Remember when you were a kid, reading Highlights magazine, the page with the cartoon of Goofus and Gallant? Not really a ha-ha cartoon. More of a cartoon of good manners propaganda. Goofus would snatch something out of a person's hands, and run off. Gallant would say, "May I have that, please?" You get the drift.
Anyhoo...I encountered real life examples while out and about, violating Stay-At-Home-Down on Thursday while banking and post-officing. Techically, while convenience-storing. Because what good is rule-breaking if you only do it for necessary errands?
Anyhoo...I was in the Sis-Town Casey's to pre-pay for T-Hoe's weekly gas. He skipped a week, you know, due to inactivity. I paid $1.39 a gallon for the cheap stuff. Can't see paying $2.09 for the super premium. Sorry, T-Hoe!
Anyhoo...while paying, I had waited on the orange circle to allow the proper social distance for the guy ahead of me at the counter. When he left, I moved up for my turn. Imagine my surprise, when turning to leave, to find a teenage gal THISCLOSE to my left shoulder!
Sweet Gummi Mary! Not only was she not allowing me six feet, she was practically in my shirt pocket! I'm no more of a germaphobe now than I was during my teaching career. But this was going too far! I mean coming too close! This gal made Elaine's close-talker boyfriend (played by Judge Reinhold) seem like he was shouting from the other end of a football field.
She did nothing to endear herself to me by being part of a five-person pack of humans shopping at a convenience store, either! She was GOOFUS GAL!
In contrast, I entered the School-Turn Casey's to buy scratchers, and saw the line winding all the way back to the soda fountain. They have a problem since their remodel. There is absolutely no waiting area for a checkout line. As Farmer H would say, "Probably some stupid engineer designed it."
Anyhoo...two cashiers were working. Each had a customer. A woman and a guy were waiting, in a single line. In fact, when a cashier was available, the guy stayed rooted to his spot. He was allowing a 12-foot social distance. Another kind of annoyance, but I guess he thought he was being polite, or else he was deathly afraid of possible death. I suppose he was GALLANT GUY.
I would have settled for a Goldilocks in line ahead or behind me.
She would have been JUST RIGHT.
4 comments:
You didn't mention...Was Goofus Gal wearing a mask?
I shudder in fright, awaiting the answer.
Sioux,
NO! That's what makes her even more Goofus-y! Though to be fair, Gallant Guy wasn't wearing a mask, either. Not many people wear them around here. I might see one on each trip to town. Gallant Guy was wearing the standard young whippersnapper uniform of jacket, knit cap, and track pants at he waiting in line holding his Monster...

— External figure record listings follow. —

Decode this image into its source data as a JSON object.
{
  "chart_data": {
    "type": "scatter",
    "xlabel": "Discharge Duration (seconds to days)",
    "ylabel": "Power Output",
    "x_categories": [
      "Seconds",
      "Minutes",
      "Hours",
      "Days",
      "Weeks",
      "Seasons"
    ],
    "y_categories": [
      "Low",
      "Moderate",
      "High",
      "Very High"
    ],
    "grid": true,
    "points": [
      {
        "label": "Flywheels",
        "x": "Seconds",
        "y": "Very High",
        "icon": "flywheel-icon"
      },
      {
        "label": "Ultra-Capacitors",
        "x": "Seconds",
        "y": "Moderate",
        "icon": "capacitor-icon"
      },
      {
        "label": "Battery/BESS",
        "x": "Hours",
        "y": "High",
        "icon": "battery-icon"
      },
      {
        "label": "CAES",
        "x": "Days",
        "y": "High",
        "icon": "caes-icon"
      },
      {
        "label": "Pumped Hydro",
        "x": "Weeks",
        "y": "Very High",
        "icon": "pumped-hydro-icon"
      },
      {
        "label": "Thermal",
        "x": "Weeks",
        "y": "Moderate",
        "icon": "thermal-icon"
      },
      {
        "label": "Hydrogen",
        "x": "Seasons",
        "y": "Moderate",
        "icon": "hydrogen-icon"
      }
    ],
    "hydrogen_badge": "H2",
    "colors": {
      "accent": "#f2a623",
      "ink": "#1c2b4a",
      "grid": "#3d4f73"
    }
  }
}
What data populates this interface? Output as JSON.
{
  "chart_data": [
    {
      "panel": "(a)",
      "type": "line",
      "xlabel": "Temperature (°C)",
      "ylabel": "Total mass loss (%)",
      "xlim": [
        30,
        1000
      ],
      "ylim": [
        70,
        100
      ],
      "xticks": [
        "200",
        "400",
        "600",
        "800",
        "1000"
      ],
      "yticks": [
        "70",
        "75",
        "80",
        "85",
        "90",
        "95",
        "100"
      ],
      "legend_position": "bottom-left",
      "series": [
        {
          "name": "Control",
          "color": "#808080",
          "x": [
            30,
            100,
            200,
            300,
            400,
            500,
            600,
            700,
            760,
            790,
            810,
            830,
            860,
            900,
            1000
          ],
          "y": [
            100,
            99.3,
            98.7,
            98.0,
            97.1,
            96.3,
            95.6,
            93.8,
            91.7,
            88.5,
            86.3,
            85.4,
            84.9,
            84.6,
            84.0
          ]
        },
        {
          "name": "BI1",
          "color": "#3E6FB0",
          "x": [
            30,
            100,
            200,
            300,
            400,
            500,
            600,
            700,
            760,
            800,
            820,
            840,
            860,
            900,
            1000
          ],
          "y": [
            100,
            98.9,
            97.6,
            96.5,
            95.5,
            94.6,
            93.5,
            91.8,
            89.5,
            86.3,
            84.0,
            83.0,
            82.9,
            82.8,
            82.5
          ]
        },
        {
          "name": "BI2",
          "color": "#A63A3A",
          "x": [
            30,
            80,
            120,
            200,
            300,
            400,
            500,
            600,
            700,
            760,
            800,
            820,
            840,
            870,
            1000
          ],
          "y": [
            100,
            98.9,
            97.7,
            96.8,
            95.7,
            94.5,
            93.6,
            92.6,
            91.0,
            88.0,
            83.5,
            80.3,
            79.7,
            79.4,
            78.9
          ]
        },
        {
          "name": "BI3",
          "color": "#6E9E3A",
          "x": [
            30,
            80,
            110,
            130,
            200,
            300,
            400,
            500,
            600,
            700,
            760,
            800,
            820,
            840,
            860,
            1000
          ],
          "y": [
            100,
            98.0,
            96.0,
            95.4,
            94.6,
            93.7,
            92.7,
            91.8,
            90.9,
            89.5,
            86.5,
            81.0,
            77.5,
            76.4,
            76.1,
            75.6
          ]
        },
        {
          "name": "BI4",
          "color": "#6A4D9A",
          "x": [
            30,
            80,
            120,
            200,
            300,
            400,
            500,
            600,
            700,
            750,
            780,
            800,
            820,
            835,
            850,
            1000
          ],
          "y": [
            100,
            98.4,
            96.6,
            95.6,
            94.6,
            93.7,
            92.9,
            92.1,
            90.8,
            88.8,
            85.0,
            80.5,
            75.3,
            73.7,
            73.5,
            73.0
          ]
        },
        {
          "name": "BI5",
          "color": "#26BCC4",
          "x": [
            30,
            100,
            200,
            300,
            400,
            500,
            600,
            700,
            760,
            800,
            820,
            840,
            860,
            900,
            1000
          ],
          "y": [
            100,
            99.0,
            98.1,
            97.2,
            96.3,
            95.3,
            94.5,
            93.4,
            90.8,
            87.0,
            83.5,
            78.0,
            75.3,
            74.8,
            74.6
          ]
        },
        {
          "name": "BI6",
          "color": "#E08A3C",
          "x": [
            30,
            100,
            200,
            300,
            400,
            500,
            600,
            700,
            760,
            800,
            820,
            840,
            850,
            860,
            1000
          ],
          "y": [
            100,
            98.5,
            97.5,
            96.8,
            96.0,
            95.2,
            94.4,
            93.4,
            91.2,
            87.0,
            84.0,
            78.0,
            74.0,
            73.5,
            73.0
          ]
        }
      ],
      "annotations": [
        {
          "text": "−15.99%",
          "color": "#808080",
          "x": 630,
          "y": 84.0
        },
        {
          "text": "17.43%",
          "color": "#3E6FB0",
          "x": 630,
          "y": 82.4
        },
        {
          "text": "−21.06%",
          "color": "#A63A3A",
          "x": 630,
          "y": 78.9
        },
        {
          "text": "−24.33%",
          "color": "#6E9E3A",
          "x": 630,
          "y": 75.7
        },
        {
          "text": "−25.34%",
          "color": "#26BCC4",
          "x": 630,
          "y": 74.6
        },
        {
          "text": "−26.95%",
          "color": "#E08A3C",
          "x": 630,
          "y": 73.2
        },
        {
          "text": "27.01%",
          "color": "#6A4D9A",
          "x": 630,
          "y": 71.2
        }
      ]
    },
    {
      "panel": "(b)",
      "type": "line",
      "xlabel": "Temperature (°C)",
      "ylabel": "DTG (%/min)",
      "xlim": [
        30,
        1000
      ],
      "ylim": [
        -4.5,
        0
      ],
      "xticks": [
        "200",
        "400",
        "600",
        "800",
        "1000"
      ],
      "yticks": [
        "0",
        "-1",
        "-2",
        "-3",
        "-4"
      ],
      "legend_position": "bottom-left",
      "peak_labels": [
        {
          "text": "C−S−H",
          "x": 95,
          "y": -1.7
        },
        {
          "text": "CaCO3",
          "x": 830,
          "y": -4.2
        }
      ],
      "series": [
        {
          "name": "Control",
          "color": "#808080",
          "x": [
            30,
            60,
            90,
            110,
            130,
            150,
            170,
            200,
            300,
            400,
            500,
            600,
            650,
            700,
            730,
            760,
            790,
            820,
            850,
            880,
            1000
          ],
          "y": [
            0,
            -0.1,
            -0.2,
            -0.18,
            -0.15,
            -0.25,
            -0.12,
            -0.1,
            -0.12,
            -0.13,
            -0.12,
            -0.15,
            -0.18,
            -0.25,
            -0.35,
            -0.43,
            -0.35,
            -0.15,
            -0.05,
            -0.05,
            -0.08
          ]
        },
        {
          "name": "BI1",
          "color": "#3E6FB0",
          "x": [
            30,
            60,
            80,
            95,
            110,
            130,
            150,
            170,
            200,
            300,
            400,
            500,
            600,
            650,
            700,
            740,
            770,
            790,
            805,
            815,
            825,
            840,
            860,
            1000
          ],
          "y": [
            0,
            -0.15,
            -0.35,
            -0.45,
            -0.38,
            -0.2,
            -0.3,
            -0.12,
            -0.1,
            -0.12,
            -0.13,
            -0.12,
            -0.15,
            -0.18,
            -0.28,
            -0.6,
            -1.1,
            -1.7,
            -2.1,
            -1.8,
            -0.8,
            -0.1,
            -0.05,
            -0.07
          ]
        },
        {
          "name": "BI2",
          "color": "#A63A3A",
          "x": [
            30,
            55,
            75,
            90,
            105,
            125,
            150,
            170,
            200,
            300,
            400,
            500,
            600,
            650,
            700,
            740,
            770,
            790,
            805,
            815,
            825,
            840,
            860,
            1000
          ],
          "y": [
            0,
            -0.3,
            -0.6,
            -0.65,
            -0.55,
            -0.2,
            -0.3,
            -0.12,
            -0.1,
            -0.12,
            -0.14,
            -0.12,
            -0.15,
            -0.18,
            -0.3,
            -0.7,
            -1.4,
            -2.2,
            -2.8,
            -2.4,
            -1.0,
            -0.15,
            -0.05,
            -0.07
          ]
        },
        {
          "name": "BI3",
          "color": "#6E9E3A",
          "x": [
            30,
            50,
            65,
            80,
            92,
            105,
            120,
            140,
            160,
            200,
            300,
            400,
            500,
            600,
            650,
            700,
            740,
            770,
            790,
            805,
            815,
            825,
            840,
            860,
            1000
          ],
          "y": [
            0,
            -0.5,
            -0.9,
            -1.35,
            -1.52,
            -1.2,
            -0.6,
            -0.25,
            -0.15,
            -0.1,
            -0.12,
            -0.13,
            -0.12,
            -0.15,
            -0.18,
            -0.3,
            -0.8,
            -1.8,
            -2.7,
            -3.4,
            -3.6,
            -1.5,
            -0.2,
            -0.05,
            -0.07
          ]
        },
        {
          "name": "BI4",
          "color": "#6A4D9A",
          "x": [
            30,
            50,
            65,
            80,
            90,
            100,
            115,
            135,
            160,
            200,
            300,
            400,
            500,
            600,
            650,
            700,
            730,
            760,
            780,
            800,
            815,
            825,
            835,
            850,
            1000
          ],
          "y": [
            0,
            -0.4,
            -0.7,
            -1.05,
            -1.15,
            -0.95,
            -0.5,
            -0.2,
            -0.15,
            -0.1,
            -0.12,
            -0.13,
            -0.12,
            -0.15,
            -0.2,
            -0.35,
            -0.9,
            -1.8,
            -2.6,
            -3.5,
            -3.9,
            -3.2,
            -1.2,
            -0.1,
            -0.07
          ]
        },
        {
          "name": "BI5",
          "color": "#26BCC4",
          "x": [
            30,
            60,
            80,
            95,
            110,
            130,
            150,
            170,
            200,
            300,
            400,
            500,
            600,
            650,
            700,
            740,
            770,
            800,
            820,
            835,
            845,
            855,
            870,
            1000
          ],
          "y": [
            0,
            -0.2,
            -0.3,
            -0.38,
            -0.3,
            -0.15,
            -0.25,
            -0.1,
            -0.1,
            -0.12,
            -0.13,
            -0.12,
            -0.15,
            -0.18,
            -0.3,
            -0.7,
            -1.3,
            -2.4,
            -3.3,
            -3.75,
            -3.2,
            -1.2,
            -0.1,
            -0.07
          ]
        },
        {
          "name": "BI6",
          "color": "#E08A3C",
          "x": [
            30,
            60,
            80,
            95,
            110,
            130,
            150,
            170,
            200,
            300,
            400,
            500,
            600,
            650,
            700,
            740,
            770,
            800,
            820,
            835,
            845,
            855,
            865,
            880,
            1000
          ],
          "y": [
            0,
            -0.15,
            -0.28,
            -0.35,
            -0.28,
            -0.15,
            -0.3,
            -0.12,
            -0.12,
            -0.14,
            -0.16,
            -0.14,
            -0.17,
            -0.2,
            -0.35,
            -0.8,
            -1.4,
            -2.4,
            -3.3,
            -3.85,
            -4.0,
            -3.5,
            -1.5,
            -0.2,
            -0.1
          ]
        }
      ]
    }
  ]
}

I see people doing the distancing thing everywhere except in the aisles of the supermarket where they have to pass each other, since the aisles aren't wide enough to step aside, then there's people who stop in the middle to check what's on the shelves, you can't get past without getting too close. Luckily of me, I know exactly where the things I need are situated, so I can go straight there and just hang back a bit if someone is already there. Most days I get in, grab a newspaper which is right by the checkouts and get back out again.
In the city, where people go running on the parks trails, there are so many exercising now there just isn't the space for proper distancing, especially taking into the fact that runners expel breath with more force than walkers, so you need to be further behind because the germs will be carried further.
River,
I think the runners would be fairly safe, since they wouldn't be out running if they were sick. I have a problem with assuming EVERYONE is infected, and giving off the virus without symptoms while feeling good enough to exercise.
That said, a too-close teenage girl breathing in my face in a convenience store bothers me, even though young people are quite under-represented among the infected.